Merzak Allouache : Je rentre régulièrement en Algérie, plusieurs fois par an. À chaque fois, je remarque à quel point le pays grouille de jeunes et à quel point ils font face à des problèmes terribles. Cette situation n’est pas nouvelle, bien sûr : en 1975, quand je tournais Omar Gatlato, je parlais déjà de la mal-vie, des difficultés à trouver du travail, des jeunes qui ne pouvaient se raccrocher qu’à la musique, aux fêtes de mariage, de toutes ces choses qui vont mal. Mais elles se sont aggravées. J’ai pensé qu’il était à nouveau nécessaire d’en parler. Comme je ne suis pas quelqu’un qui fait du documentaire, j’ai réalisé ce film-là sur ces jeunes qui veulent partir.

Le phénomène des harragas algériens est un phénomène étrange et terrible à la fois.
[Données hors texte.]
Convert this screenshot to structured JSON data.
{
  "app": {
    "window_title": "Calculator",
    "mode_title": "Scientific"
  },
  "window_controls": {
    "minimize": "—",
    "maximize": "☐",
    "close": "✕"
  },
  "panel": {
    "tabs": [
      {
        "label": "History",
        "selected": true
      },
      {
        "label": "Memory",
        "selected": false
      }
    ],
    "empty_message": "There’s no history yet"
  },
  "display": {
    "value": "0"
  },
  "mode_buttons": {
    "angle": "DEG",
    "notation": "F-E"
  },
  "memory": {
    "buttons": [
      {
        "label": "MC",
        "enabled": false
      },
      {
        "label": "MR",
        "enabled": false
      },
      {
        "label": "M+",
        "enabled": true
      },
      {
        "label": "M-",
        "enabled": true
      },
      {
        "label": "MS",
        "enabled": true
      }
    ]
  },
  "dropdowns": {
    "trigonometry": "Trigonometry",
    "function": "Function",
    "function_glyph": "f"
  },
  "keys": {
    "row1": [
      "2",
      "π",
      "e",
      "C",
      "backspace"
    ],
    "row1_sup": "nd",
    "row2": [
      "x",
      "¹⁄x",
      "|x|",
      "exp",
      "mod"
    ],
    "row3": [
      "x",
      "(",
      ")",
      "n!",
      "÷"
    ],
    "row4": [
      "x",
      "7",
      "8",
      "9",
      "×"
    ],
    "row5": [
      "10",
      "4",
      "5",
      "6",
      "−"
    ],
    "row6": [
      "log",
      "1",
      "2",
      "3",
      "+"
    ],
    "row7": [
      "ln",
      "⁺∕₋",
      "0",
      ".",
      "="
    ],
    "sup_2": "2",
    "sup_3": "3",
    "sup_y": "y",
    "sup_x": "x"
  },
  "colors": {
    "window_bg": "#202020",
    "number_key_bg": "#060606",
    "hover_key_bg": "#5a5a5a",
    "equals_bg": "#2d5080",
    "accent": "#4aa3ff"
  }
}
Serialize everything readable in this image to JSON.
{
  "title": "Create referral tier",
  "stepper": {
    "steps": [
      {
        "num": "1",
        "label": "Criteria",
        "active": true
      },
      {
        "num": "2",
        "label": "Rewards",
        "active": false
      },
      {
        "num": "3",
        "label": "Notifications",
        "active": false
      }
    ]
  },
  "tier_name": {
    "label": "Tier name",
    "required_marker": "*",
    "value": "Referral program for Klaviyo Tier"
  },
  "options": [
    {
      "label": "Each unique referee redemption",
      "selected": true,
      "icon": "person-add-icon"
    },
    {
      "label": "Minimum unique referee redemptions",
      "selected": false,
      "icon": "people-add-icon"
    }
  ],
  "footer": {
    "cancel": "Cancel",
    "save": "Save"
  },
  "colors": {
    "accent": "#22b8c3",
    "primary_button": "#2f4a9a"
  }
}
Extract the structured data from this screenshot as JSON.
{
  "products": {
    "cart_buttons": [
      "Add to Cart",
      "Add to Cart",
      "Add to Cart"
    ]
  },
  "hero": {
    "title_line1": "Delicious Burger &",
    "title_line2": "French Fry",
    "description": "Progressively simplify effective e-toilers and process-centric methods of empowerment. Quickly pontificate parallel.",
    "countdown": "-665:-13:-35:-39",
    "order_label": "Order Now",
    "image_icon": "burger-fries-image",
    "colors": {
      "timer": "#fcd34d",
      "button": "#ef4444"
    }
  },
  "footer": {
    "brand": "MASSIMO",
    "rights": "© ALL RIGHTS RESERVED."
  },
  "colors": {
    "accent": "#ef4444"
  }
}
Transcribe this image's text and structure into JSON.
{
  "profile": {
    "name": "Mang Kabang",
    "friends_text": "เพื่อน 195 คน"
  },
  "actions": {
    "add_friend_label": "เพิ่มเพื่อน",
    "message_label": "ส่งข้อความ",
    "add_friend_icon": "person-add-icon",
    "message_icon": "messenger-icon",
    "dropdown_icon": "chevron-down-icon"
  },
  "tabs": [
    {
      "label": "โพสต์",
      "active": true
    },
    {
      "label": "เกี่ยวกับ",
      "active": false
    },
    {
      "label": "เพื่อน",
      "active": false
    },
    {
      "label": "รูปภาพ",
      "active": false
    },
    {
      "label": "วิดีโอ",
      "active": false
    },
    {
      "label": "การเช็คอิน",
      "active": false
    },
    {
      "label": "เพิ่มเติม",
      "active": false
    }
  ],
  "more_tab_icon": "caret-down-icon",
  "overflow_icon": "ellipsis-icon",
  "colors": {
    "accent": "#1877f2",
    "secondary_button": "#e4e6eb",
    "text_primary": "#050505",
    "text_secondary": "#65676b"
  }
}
J’ai beaucoup appris dessus grâce à la presse algérienne, qui ne se prive pas d’évoquer la détresse de cette jeunesse marquée par la dureté des années précédentes, par les émeutes de 1988 puis par les massacres de la guerre avec les islamistes. Et qui a découvert ensuite les kamikazes, qui parle de violence, de désespoir et parfois de suicide. La situation est même plus grave aujourd’hui que ce que je montre avec ce film. Et je la ressens peut-être d’autant plus que je fais beaucoup d’allers-retours entre les deux rives de la Méditerranée…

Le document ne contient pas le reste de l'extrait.